Esta lei dá nova redação ao Código de Organização e Divisão Judiciárias e, em seu artigo 261, extingue os Distritos Judiciários de Londrina, estabelece suas novas designações legais e os autoriza a funcionar na Sede da Comarca.
A promulgação da lei foi uma vitória dos escrivães distritais, mas, ao mesmo tempo, deixou-os na situação de autênticos párias notariais. Porque, ao ser comunicado da transferência dos tabelionatos distritais para a sede da Comarca, o exmo. dr. juiz titular da 1 Vara de Família, Registros Públicos e Corregedoria do Foro Extrajudicial da Comarca de Londrina, remeteu a comunicação ao Tribunal de Justiça do Paraná, onde se encontra à espera de um pronunciamento.
A instalação dos novos Tabelionatos - ou Serventias Notariais, de acordo com o léxico jurídico - não somente preserva a prestação de serviços essenciais, como os democratiza, tornando-os, assim, mais acessíveis à população.
Se dependessem apenas da demanda dos distritos rurais de Londrina, estes cartórios já teriam sucumbido há muito tempo. O êxodo rural é um processo consolidado e em plena ocorrência, em maior ou menor intensidade, em todo o território nacional.

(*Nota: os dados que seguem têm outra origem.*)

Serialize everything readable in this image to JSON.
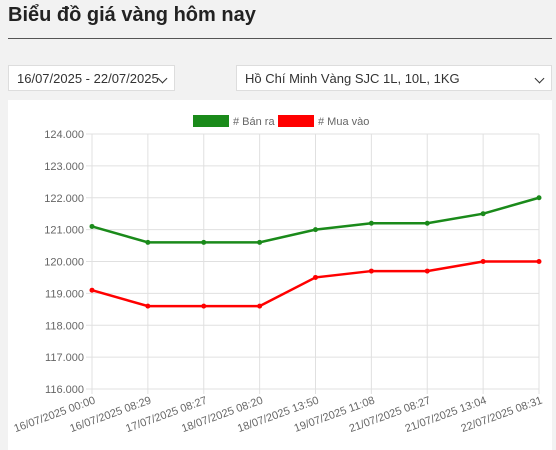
{
  "header": {
    "title": "Biểu đồ giá vàng hôm nay"
  },
  "filters": {
    "date_range": "16/07/2025 - 22/07/2025",
    "location": "Hồ Chí Minh Vàng SJC 1L, 10L, 1KG"
  },
  "chart_data": {
    "type": "line",
    "categories": [
      "16/07/2025 00:00",
      "16/07/2025 08:29",
      "17/07/2025 08:27",
      "18/07/2025 08:20",
      "18/07/2025 13:50",
      "19/07/2025 11:08",
      "21/07/2025 08:27",
      "21/07/2025 13:04",
      "22/07/2025 08:31"
    ],
    "series": [
      {
        "name": "# Bán ra",
        "color": "#1a8a1a",
        "values": [
          121100,
          120600,
          120600,
          120600,
          121000,
          121200,
          121200,
          121500,
          122000
        ]
      },
      {
        "name": "# Mua vào",
        "color": "#ff0000",
        "values": [
          119100,
          118600,
          118600,
          118600,
          119500,
          119700,
          119700,
          120000,
          120000
        ]
      }
    ],
    "ylim": [
      116000,
      124000
    ],
    "yticks": [
      {
        "value": 116000,
        "label": "116.000"
      },
      {
        "value": 117000,
        "label": "117.000"
      },
      {
        "value": 118000,
        "label": "118.000"
      },
      {
        "value": 119000,
        "label": "119.000"
      },
      {
        "value": 120000,
        "label": "120.000"
      },
      {
        "value": 121000,
        "label": "121.000"
      },
      {
        "value": 122000,
        "label": "122.000"
      },
      {
        "value": 123000,
        "label": "123.000"
      },
      {
        "value": 124000,
        "label": "124.000"
      }
    ],
    "grid": true,
    "legend": "top"
  }
}
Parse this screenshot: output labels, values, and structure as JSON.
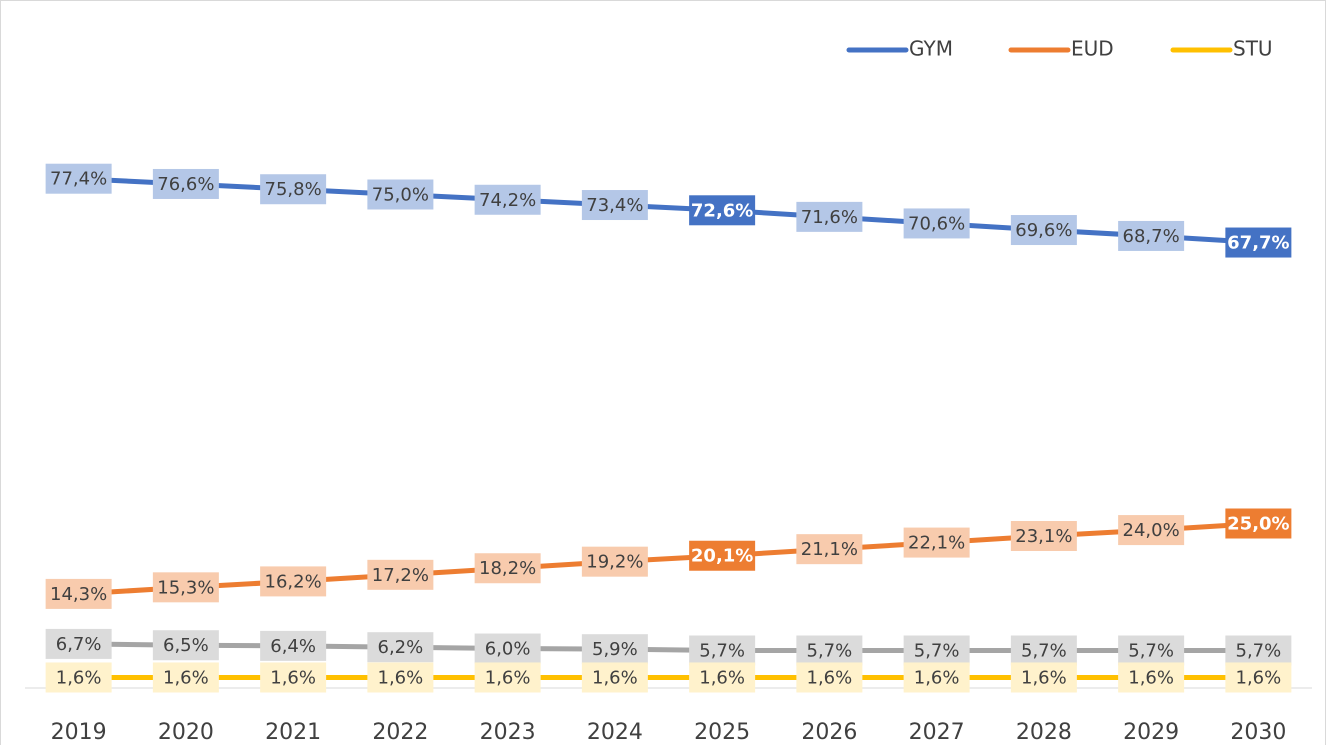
{
  "chart_data": {
    "type": "line",
    "categories": [
      "2019",
      "2020",
      "2021",
      "2022",
      "2023",
      "2024",
      "2025",
      "2026",
      "2027",
      "2028",
      "2029",
      "2030"
    ],
    "ylim": [
      0,
      100
    ],
    "legend": "top-right",
    "series": [
      {
        "name": "GYM",
        "color": "#4472c4",
        "label_fill": "#b4c7e7",
        "highlight": [
          6,
          11
        ],
        "values": [
          77.4,
          76.6,
          75.8,
          75.0,
          74.2,
          73.4,
          72.6,
          71.6,
          70.6,
          69.6,
          68.7,
          67.7
        ],
        "value_labels": [
          "77,4%",
          "76,6%",
          "75,8%",
          "75,0%",
          "74,2%",
          "73,4%",
          "72,6%",
          "71,6%",
          "70,6%",
          "69,6%",
          "68,7%",
          "67,7%"
        ]
      },
      {
        "name": "EUD",
        "color": "#ed7d31",
        "label_fill": "#f8cbad",
        "highlight": [
          6,
          11
        ],
        "values": [
          14.3,
          15.3,
          16.2,
          17.2,
          18.2,
          19.2,
          20.1,
          21.1,
          22.1,
          23.1,
          24.0,
          25.0
        ],
        "value_labels": [
          "14,3%",
          "15,3%",
          "16,2%",
          "17,2%",
          "18,2%",
          "19,2%",
          "20,1%",
          "21,1%",
          "22,1%",
          "23,1%",
          "24,0%",
          "25,0%"
        ]
      },
      {
        "color": "#a5a5a5",
        "label_fill": "#dbdbdb",
        "highlight": [],
        "values": [
          6.7,
          6.5,
          6.4,
          6.2,
          6.0,
          5.9,
          5.7,
          5.7,
          5.7,
          5.7,
          5.7,
          5.7
        ],
        "value_labels": [
          "6,7%",
          "6,5%",
          "6,4%",
          "6,2%",
          "6,0%",
          "5,9%",
          "5,7%",
          "5,7%",
          "5,7%",
          "5,7%",
          "5,7%",
          "5,7%"
        ]
      },
      {
        "name": "STU",
        "color": "#ffc000",
        "label_fill": "#fff2cc",
        "highlight": [],
        "values": [
          1.6,
          1.6,
          1.6,
          1.6,
          1.6,
          1.6,
          1.6,
          1.6,
          1.6,
          1.6,
          1.6,
          1.6
        ],
        "value_labels": [
          "1,6%",
          "1,6%",
          "1,6%",
          "1,6%",
          "1,6%",
          "1,6%",
          "1,6%",
          "1,6%",
          "1,6%",
          "1,6%",
          "1,6%",
          "1,6%"
        ]
      }
    ]
  }
}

Em Londrina, como também em outras cidades do Paraná que tinham no café sua principal fonte de riqueza, o êxodo rural despontou na década de 1970, motivado pela geada que arrasou os cafezais. Naquele período, a população rural de Londrina diminuiu mais de 85%, e continua a diminuir até hoje.
Para efeito de comparação, na década de 1950, auge de nossa produção cafeeira, 52,07% da população londrinense vivia na zona rural. Em 2000, segundo o Censo realizado pelo IBGE, os moradores da zona rural se restringiam a escassos 3,07% da população do município.
As novas serventias democratizam a prestação de serviços notariais porque estão distribuídas em sua maioria na periferia da cidade. E também barateiam os custos desses serviços porque, entre outros itens, dispensam seus usuários de gastos com transporte, estacionamento, alimentação, além das filas intermináveis, pois os atuais cartórios são todos situados no quadrilátero de cerca de 400 metros da Catedral.
Temos certeza de que o Tribunal de Justiça se mostrará sensível à prevalência do bem comum, até porque, nos distritos nenhum habitante faz uso de atos notariais neles eventualmente lavrados, e a população da cidade é mais que carente de tais serviços.